A volcano plot was constructed to highlight the differences in the two feature sets explored. At the top boxed in blue are the obvious choices as they have the typical greater fold change and pass a given significance threshold. At the bottom boxed in red are the two features with the greatest interaction potential, however, buried deep among other features that are typically deemed not worth exploring in classification model building. The top 5 features identified by p-value when combined into a multivariate classifier and modeled in an SVM using 10-fold cross validation repeated 10 times yielded a ROC AUC of 0.617 on average, barely recognized as having any classification performance.

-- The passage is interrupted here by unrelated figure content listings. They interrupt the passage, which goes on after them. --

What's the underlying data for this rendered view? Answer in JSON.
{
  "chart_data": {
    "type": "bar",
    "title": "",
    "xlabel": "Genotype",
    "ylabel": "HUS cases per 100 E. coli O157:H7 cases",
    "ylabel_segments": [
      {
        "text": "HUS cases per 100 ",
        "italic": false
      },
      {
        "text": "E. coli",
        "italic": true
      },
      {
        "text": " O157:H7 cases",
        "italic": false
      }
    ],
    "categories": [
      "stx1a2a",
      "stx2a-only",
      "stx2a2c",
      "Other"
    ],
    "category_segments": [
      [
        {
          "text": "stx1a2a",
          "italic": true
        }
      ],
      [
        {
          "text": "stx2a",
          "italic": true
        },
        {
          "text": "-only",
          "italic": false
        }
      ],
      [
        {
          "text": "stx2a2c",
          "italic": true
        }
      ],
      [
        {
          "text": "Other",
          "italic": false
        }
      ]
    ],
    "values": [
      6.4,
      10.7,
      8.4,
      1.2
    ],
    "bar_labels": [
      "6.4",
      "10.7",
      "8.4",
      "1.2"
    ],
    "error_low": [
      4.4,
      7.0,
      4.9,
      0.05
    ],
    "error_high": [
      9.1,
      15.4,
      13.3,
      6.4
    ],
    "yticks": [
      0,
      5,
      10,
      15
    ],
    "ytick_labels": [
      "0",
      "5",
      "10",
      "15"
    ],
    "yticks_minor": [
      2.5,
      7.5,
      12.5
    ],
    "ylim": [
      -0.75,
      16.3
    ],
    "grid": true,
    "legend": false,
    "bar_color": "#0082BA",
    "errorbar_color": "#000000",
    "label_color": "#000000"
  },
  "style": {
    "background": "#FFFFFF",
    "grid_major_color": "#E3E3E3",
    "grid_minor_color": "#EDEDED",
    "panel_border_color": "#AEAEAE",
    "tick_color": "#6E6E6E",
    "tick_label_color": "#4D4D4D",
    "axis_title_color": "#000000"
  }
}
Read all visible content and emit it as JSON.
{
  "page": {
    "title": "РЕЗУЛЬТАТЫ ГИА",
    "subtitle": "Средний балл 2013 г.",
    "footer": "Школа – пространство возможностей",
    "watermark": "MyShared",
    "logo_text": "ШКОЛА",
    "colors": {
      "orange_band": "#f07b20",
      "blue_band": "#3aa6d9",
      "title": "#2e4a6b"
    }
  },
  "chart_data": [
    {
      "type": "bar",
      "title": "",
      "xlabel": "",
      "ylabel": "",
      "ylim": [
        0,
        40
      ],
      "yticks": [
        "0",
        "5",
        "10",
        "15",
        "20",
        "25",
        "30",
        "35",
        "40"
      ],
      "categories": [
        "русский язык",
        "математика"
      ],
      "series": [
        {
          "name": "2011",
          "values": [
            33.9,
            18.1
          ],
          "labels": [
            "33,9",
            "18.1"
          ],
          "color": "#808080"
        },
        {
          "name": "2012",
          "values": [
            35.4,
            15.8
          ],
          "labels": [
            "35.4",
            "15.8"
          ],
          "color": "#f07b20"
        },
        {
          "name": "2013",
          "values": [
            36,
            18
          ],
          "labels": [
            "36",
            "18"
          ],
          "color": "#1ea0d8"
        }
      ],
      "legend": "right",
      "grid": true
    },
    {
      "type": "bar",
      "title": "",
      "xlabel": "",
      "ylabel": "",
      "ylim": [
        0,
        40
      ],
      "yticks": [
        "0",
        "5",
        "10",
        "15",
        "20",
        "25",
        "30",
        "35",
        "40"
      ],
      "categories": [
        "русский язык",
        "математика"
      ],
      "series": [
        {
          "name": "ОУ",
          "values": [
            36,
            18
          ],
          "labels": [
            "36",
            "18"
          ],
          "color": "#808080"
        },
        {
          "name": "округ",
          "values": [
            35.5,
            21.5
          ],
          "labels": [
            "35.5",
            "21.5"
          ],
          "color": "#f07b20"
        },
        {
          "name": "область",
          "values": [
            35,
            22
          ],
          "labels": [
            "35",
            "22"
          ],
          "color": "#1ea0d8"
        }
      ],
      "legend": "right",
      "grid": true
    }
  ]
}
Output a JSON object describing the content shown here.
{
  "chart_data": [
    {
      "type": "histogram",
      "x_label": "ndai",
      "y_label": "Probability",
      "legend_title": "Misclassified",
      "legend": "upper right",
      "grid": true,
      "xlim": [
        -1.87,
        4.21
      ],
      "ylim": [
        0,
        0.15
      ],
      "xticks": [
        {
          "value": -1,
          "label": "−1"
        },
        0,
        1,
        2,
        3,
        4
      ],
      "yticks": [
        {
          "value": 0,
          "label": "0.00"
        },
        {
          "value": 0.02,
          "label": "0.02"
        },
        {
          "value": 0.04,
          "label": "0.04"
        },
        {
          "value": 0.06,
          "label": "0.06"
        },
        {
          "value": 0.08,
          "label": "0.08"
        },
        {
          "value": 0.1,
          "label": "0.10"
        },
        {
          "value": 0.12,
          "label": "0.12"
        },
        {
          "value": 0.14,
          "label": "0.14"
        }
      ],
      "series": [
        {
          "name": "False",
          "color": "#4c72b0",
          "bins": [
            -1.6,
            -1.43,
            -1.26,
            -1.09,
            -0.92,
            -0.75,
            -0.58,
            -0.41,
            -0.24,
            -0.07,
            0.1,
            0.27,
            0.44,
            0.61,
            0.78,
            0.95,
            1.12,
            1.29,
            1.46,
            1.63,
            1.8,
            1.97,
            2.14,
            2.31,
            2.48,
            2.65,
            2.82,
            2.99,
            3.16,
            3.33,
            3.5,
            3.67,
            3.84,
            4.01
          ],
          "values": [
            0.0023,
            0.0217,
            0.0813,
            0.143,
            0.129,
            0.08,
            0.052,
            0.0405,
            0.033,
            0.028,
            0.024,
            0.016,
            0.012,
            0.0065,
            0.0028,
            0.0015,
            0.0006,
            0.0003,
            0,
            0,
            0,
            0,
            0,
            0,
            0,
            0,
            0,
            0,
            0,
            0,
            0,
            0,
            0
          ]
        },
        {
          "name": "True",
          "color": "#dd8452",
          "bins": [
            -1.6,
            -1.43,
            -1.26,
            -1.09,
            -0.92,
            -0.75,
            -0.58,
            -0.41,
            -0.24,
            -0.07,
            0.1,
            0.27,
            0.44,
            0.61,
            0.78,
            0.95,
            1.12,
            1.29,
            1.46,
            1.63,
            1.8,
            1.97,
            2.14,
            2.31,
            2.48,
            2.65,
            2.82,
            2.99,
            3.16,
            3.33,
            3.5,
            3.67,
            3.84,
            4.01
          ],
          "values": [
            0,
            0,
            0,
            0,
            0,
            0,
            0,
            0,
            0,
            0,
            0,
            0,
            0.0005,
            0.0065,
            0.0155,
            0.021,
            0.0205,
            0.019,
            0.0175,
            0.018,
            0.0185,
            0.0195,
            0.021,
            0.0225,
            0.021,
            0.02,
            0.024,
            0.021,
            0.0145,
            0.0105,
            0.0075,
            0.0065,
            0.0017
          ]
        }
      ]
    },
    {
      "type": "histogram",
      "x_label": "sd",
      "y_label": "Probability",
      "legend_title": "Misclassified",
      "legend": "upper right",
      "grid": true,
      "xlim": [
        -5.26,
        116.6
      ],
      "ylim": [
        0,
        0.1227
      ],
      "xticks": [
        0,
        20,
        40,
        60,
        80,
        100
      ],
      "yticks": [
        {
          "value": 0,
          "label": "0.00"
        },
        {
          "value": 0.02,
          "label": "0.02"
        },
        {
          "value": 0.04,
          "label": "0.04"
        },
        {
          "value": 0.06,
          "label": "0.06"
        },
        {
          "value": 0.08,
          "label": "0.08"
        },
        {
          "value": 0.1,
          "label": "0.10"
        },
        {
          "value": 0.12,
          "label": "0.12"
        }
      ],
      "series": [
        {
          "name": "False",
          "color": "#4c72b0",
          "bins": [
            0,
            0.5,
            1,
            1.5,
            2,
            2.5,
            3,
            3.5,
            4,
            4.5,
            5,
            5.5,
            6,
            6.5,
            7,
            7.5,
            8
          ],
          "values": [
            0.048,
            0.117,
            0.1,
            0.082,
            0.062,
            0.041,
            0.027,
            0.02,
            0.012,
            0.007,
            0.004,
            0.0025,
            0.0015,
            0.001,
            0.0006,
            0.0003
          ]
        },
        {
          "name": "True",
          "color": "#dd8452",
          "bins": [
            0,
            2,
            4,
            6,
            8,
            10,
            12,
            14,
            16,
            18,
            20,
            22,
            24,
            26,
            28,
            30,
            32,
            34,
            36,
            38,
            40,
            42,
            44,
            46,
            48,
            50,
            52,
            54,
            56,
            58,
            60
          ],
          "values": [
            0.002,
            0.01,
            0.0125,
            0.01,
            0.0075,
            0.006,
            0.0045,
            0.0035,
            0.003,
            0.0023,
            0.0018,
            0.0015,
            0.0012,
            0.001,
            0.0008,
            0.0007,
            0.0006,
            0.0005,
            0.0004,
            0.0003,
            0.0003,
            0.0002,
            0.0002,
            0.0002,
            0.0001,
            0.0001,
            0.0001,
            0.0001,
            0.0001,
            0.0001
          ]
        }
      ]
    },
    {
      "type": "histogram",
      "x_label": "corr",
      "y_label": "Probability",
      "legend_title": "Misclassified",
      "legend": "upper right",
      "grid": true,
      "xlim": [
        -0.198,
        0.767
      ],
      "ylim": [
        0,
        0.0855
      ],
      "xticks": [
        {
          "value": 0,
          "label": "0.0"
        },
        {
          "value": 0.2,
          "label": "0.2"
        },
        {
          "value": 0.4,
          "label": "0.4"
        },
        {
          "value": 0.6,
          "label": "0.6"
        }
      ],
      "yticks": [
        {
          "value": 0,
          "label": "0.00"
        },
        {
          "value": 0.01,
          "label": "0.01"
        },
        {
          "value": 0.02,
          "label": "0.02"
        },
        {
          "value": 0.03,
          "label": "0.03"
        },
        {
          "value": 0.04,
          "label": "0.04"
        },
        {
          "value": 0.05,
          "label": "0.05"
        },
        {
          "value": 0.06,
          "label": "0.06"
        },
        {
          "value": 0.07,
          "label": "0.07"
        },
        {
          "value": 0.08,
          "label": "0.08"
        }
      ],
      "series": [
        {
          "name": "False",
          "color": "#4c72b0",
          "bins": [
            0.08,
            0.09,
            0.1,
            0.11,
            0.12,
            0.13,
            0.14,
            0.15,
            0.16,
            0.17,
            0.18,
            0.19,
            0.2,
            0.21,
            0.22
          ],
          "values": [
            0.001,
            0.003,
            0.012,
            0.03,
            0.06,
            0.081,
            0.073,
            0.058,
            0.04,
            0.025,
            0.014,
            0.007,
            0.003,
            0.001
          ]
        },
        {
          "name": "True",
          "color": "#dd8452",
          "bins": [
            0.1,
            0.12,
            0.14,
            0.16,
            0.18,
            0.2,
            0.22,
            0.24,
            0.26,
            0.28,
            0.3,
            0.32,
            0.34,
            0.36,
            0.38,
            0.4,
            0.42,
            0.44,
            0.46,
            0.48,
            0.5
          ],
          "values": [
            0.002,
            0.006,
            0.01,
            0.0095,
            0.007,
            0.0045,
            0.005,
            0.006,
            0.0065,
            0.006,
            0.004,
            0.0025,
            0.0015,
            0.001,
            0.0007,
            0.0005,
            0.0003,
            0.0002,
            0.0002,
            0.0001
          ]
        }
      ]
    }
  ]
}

Most of these features have equivalent or better performance individually, indicating that when combined there is a lack of complementary information.
SoCal Bioinformatics Inc.


FEATURE SELECTION BY

Univariate Performance

Interaction


The top 2 features identified with the greatest interaction potential by the classification pipeline were indeed the two simulated in silico. These features combined into a multivariate classifier and modeled using the same SVM and 10x10-fold cross validation yielded a ROC AUC of 0.925 on average - significantly better than 5 identified by top univariate performance.